Nowadays, Artificial Neural Networks (ANN), which is one of the widely used fields of artificial intelligence, has been commonly used in many areas including regression, estimation, decision making, classification, image and voice recognition, nonlinear signal processing and chaotic oscillator design. ANN, implemented in two different ways as software-based and hardware-based, has features such as parallel signal processing and distributed information processing. Therefore, ANN is known as a structure that includes very intensive mathematical operations. Hardware-based ANN applications can be implemented using many different platforms. FPGA (Field Programmable Gate Array) chips, as one of these platforms, have parallel processing capacity with high operating speed.
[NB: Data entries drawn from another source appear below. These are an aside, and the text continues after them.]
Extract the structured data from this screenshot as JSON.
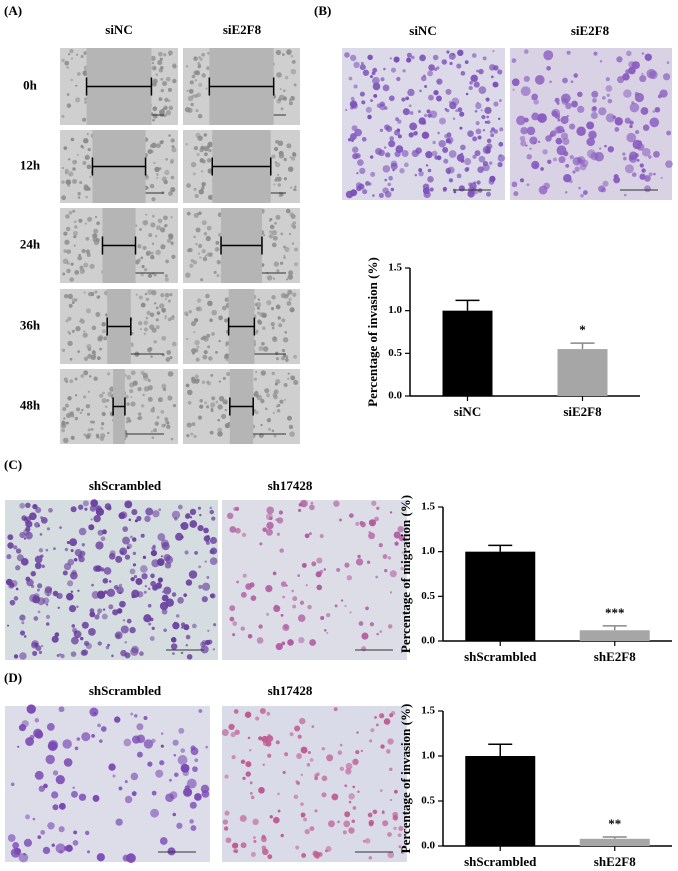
{
  "panels": [
    {
      "label": "(A)",
      "columns": [
        "siNC",
        "siE2F8"
      ],
      "rows": [
        "0h",
        "12h",
        "24h",
        "36h",
        "48h"
      ]
    },
    {
      "label": "(B)",
      "columns": [
        "siNC",
        "siE2F8"
      ]
    },
    {
      "label": "(C)",
      "columns": [
        "shScrambled",
        "sh17428"
      ]
    },
    {
      "label": "(D)",
      "columns": [
        "shScrambled",
        "sh17428"
      ]
    }
  ],
  "chart_data": [
    {
      "type": "bar",
      "ylabel": "Percentage of invasion (%)",
      "categories": [
        "siNC",
        "siE2F8"
      ],
      "values": [
        1.0,
        0.55
      ],
      "errors": [
        0.12,
        0.07
      ],
      "colors": [
        "#000000",
        "#a6a6a6"
      ],
      "annotations": [
        {
          "index": 1,
          "text": "*"
        }
      ],
      "ylim": [
        0,
        1.5
      ],
      "yticks": [
        {
          "value": 0,
          "label": "0.0"
        },
        {
          "value": 0.5,
          "label": "0.5"
        },
        {
          "value": 1,
          "label": "1.0"
        },
        {
          "value": 1.5,
          "label": "1.5"
        }
      ]
    },
    {
      "type": "bar",
      "ylabel": "Percentage of migration (%)",
      "categories": [
        "shScrambled",
        "shE2F8"
      ],
      "values": [
        1.0,
        0.12
      ],
      "errors": [
        0.07,
        0.05
      ],
      "colors": [
        "#000000",
        "#a6a6a6"
      ],
      "annotations": [
        {
          "index": 1,
          "text": "***"
        }
      ],
      "ylim": [
        0,
        1.5
      ],
      "yticks": [
        {
          "value": 0,
          "label": "0.0"
        },
        {
          "value": 0.5,
          "label": "0.5"
        },
        {
          "value": 1,
          "label": "1.0"
        },
        {
          "value": 1.5,
          "label": "1.5"
        }
      ]
    },
    {
      "type": "bar",
      "ylabel": "Percentage of invasion (%)",
      "categories": [
        "shScrambled",
        "shE2F8"
      ],
      "values": [
        1.0,
        0.08
      ],
      "errors": [
        0.13,
        0.02
      ],
      "colors": [
        "#000000",
        "#a6a6a6"
      ],
      "annotations": [
        {
          "index": 1,
          "text": "**"
        }
      ],
      "ylim": [
        0,
        1.5
      ],
      "yticks": [
        {
          "value": 0,
          "label": "0.0"
        },
        {
          "value": 0.5,
          "label": "0.5"
        },
        {
          "value": 1,
          "label": "1.0"
        },
        {
          "value": 1.5,
          "label": "1.5"
        }
      ]
    }
  ]
}
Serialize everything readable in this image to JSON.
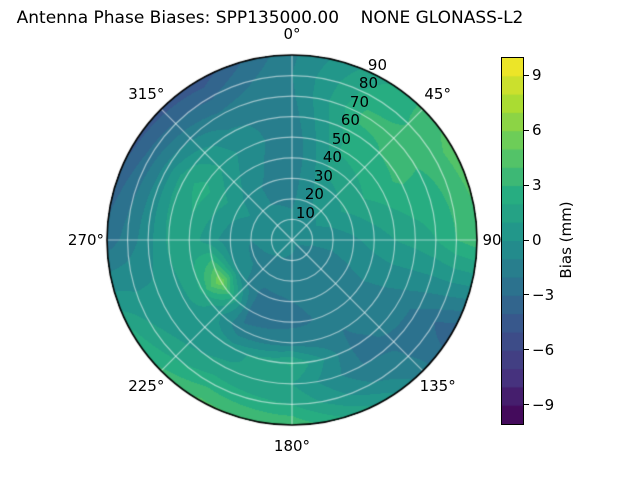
{
  "title": "Antenna Phase Biases: SPP135000.00    NONE GLONASS-L2",
  "chart_data": {
    "type": "heatmap",
    "projection": "polar",
    "title": "Antenna Phase Biases: SPP135000.00    NONE GLONASS-L2",
    "angular_axis": {
      "unit": "degrees",
      "direction": "clockwise",
      "zero_location": "top",
      "ticks_deg": [
        0,
        45,
        90,
        135,
        180,
        225,
        270,
        315
      ],
      "tick_labels": [
        "0°",
        "45°",
        "90",
        "135°",
        "180°",
        "225°",
        "270°",
        "315°"
      ]
    },
    "radial_axis": {
      "range": [
        0,
        90
      ],
      "ticks": [
        10,
        20,
        30,
        40,
        50,
        60,
        70,
        80,
        90
      ],
      "tick_labels": [
        "10",
        "20",
        "30",
        "40",
        "50",
        "60",
        "70",
        "80",
        "90"
      ],
      "label_angle_deg": 26
    },
    "colorbar": {
      "label": "Bias (mm)",
      "ticks": [
        9,
        6,
        3,
        0,
        -3,
        -6,
        -9
      ],
      "tick_labels": [
        "9",
        "6",
        "3",
        "0",
        "−3",
        "−6",
        "−9"
      ],
      "range": [
        -10,
        10
      ],
      "n_levels": 20,
      "colormap": "viridis"
    },
    "grid": true,
    "azimuth_deg": [
      0,
      30,
      60,
      90,
      120,
      150,
      180,
      210,
      240,
      270,
      300,
      330
    ],
    "zenith_deg": [
      0,
      10,
      20,
      30,
      40,
      50,
      60,
      70,
      80,
      90
    ],
    "bias_mm": [
      [
        -0.5,
        -0.8,
        -1.2,
        -1.5,
        -1.8,
        -1.8,
        -1.5,
        -1.2,
        -1.0,
        -1.2
      ],
      [
        -0.5,
        -0.4,
        0.0,
        0.6,
        1.4,
        2.2,
        2.8,
        3.2,
        2.6,
        1.8
      ],
      [
        -0.5,
        -0.2,
        0.4,
        1.2,
        2.0,
        2.6,
        3.2,
        3.0,
        3.4,
        4.6
      ],
      [
        -0.6,
        -0.8,
        -0.6,
        -0.2,
        0.4,
        1.0,
        1.4,
        2.0,
        3.0,
        3.6
      ],
      [
        -0.8,
        -1.2,
        -1.4,
        -1.2,
        -1.0,
        -1.2,
        -1.6,
        -2.2,
        -3.0,
        -3.8
      ],
      [
        -0.8,
        -1.4,
        -1.8,
        -1.8,
        -1.8,
        -2.0,
        -2.2,
        -2.0,
        -1.0,
        0.6
      ],
      [
        -0.6,
        -1.2,
        -1.8,
        -2.0,
        -2.2,
        -1.5,
        2.2,
        1.0,
        2.0,
        3.8
      ],
      [
        -0.5,
        -1.0,
        -1.6,
        -2.2,
        -2.4,
        -1.8,
        0.5,
        1.2,
        2.6,
        4.2
      ],
      [
        -0.5,
        -0.9,
        -1.2,
        -0.2,
        6.0,
        2.2,
        0.6,
        0.4,
        1.0,
        2.2
      ],
      [
        -0.5,
        -0.8,
        -1.0,
        -0.6,
        0.4,
        1.6,
        1.2,
        -0.4,
        -1.6,
        -2.6
      ],
      [
        -0.5,
        -0.6,
        -0.2,
        0.4,
        1.4,
        2.4,
        1.6,
        -0.6,
        -2.6,
        -4.2
      ],
      [
        -0.5,
        -0.7,
        -1.0,
        -1.0,
        -0.6,
        -0.2,
        -0.8,
        -1.8,
        -3.2,
        -4.6
      ]
    ]
  },
  "colors": {
    "background": "#ffffff",
    "outline": "#000000",
    "grid_line": "rgba(255,255,255,0.55)",
    "viridis_anchors": [
      [
        0.0,
        "#440154"
      ],
      [
        0.125,
        "#46327e"
      ],
      [
        0.25,
        "#3b528b"
      ],
      [
        0.375,
        "#2c728e"
      ],
      [
        0.5,
        "#21918c"
      ],
      [
        0.625,
        "#27ad81"
      ],
      [
        0.75,
        "#5ec962"
      ],
      [
        0.875,
        "#aadc32"
      ],
      [
        1.0,
        "#fde725"
      ]
    ]
  }
}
In this study, a Linear Activation Functions Library has been created by implementing 6 different linear activation functions on FPGA for real time ANN applications. The designs have been coded using VHDL (Very High Speed Integrated Circuit Hardware Description Language) in accordance with 32-bit (16I-16Q) IQ-Math number standard. All designs have been tested using Xilinx ISE Design Suite program. After the test phase, the implementations have been synthesized for Xilinx Kintex-7 FPGA chip. The chip statistics and performance analyses obtained from FPGA-based activation functions have been presented.